There’s a special moment in every morning, somewhere after the shower has been shut off and before the snap of elastic signals the secure arrival of underwear around your waist, when we are naked and alone.  Largely overlooked as insignificant, and almost always hurried, this is a moment that deserves reflection.

I’m a curtains-open kind of a guy – not one to close my blinds unless absolutely necessary.  I’m trusting, too.  What are the chances that there’s some creeper out there stalking me with binoculars through my exposed windows?  But just in case there is, when it comes time to drop towel and put on clothes after a shower, certain precautions must be taken.

There’s usually some corner of the bedroom that’s up to the task – somehow positioned so as to prevent prying eyes from spotting your private parts.  I can picture this place in most all of my homes, and the surrounding morning routine in that particular slice of my life.

My childhood bedroom was a converted garage, and the windows were high enough to preclude any breach of privacy.  These were free times – I could drop my towel casually, take my time selecting underwear, and get dressed slowly.

My dorm room at UC Davis always had the specter of a returning roommate, so I would change in the shower stall.

My first apartment in West Davis had a large window onto the walkway, but my room extended deeply to either side, so I changed in the corner just in front of the dresser, where the angle was acute enough to block any wandering eyes.  

My room in Barcelona had a window looking only onto the elevator shaft – again, a non-issue.  

Senior year I lived in a townhouse-style apartment.  My room had a very large sliding glass door onto a tiny little balcony, and there was no position that could be completely secure.  Home alone, I would use the large hallway above my stairs; not alone, the time of day would determine my routine.  With no immediate neighbors, daytime views into the depths of my room could only be achieved, in theory, by a most dedicated viewer in an apartment 200 yards away.  Or from a church, which I disregarded.  At night, however, my window a showcase for the goings-on of a lighted interior, I sometimes closed the blinds.  But sometimes I did not.  Sometimes I merely recognized the heightened danger, and made a cautious and rapid change: un-tucking my folded towel, leaving it draped skirt-like from my waist, bent half-way, I could safely release the towel, step carefully into my boxer briefs, and in one quick motion, pull the underwear vigorously upwards, dropping the towel as I straightened, and offering, if at all, a most fleeting glimpse of my behind.  

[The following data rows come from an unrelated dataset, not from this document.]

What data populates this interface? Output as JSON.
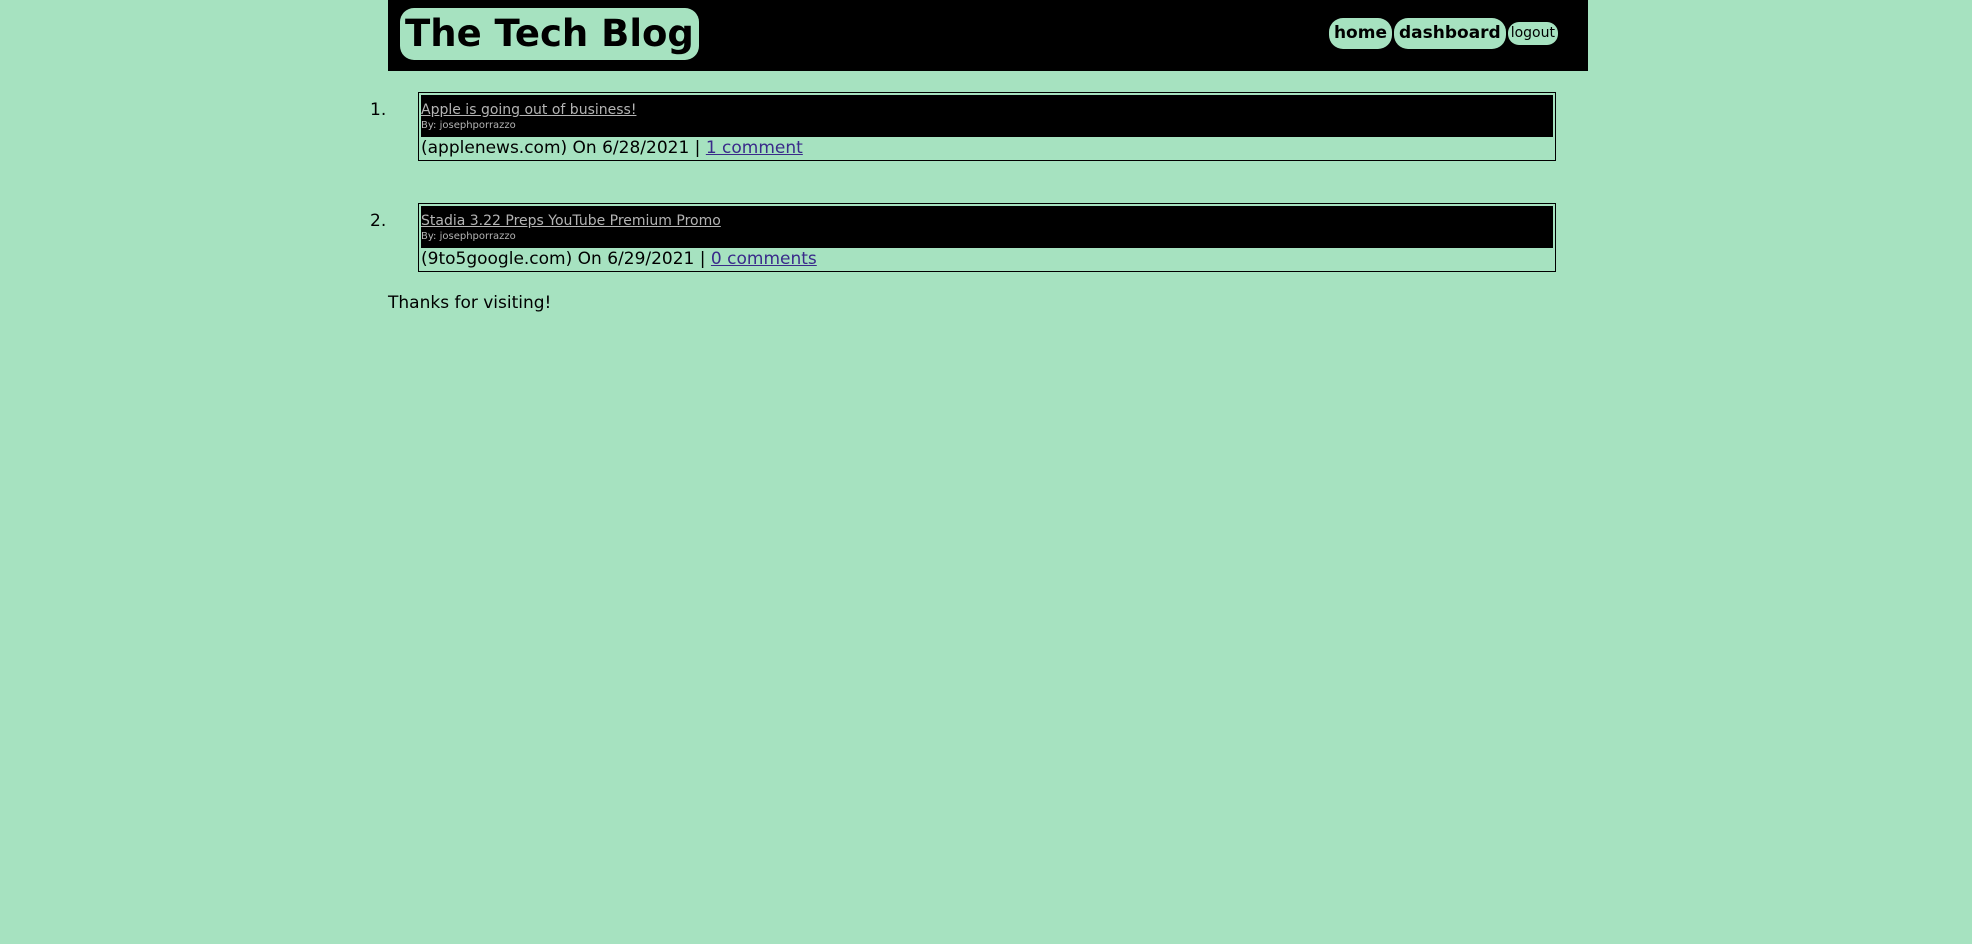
{
  "header": {
    "site_title": "The Tech Blog",
    "nav": {
      "home": "home",
      "dashboard": "dashboard",
      "logout": "logout"
    }
  },
  "posts": [
    {
      "number": "1.",
      "title": "Apple is going out of business!",
      "author": "By: josephporrazzo",
      "source_date": "(applenews.com) On 6/28/2021 |",
      "comments": "1 comment"
    },
    {
      "number": "2.",
      "title": "Stadia 3.22 Preps YouTube Premium Promo",
      "author": "By: josephporrazzo",
      "source_date": "(9to5google.com) On 6/29/2021 |",
      "comments": "0 comments"
    }
  ],
  "footer": {
    "text": "Thanks for visiting!"
  },
  "colors": {
    "background": "#a6e2c0",
    "header_background": "#000000",
    "title_link_text": "#b4b4b4",
    "comment_link": "#3a2a8a"
  }
}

My first San Francisco bedroom faced an adjacent apartment building a mere stone’s throw away, and opened to a large window filling the entire Western exposure.  Across the yard was a young Chinese family, with a little girl who would often sit and watch us from her window.  This caused me to be more sensitive than ever to my changing habits.  Fortunately, I was blessed with a large closet perpendicular to the window, with a pair of hinged sliding doors that protruded a foot and a half when open.  Generally regarded as a pain in the ass, in the early morning light, as I prepared for work, these doors afforded welcome protection for the eyes of an innocent little girl.  I merely had to snuggle in against my hanging shirts to execute the towel drop and boxer application in complete privacy.

My current bedroom has perhaps the greatest window space to floor space ratio of all, and to execute a private change I’ve been forced into the very front corner of my room just behind the closed door, a narrow haven where  I must remain mostly erect and flattened against the closed door, else my behind protrude into the line of sight from across the street.

Motivated by the winter cold more than my modesty, I’ve begun to change in the bathroom before even exiting the bath.  Not only do I avoid the issue of privacy, I take advantage of the steamy warmth of the bathroom.  The only issue here is the difficulty in achieving complete dryness – with so much steam in the air, extra care must be taken with the towel before undergarments can be safely applied. Like it’s predecessors, my current routine is dictated by necessity, and, until now, established and practiced in mindless fashion.

It occurs to me that, since I learned to dress myself, this is the one moment in life when I am naked with myself.  What a shame it seems to hurry through this moment or pass it cramped in a small bathroom.  This space between wet naked person and fully clothed member of society is charged with vulnerability, vanity, and freedom.  I wonder if there is not some greater human value in this small moment – a slender thread connecting us to a primal past free from garments that so effectively define us, tenuously clinging to our modern, accelerated selves.

One day, an in-suite bath, ample acreage, and radiant floor heating will combine to provide me with a most agreeable post-shower experience, and cultivate a stronger connection with my natural naked self.  In the meantime, perhaps another rug for my bedroom floor, a set of heavy curtains, and the occasional nighttime use of my electric heater will suffice.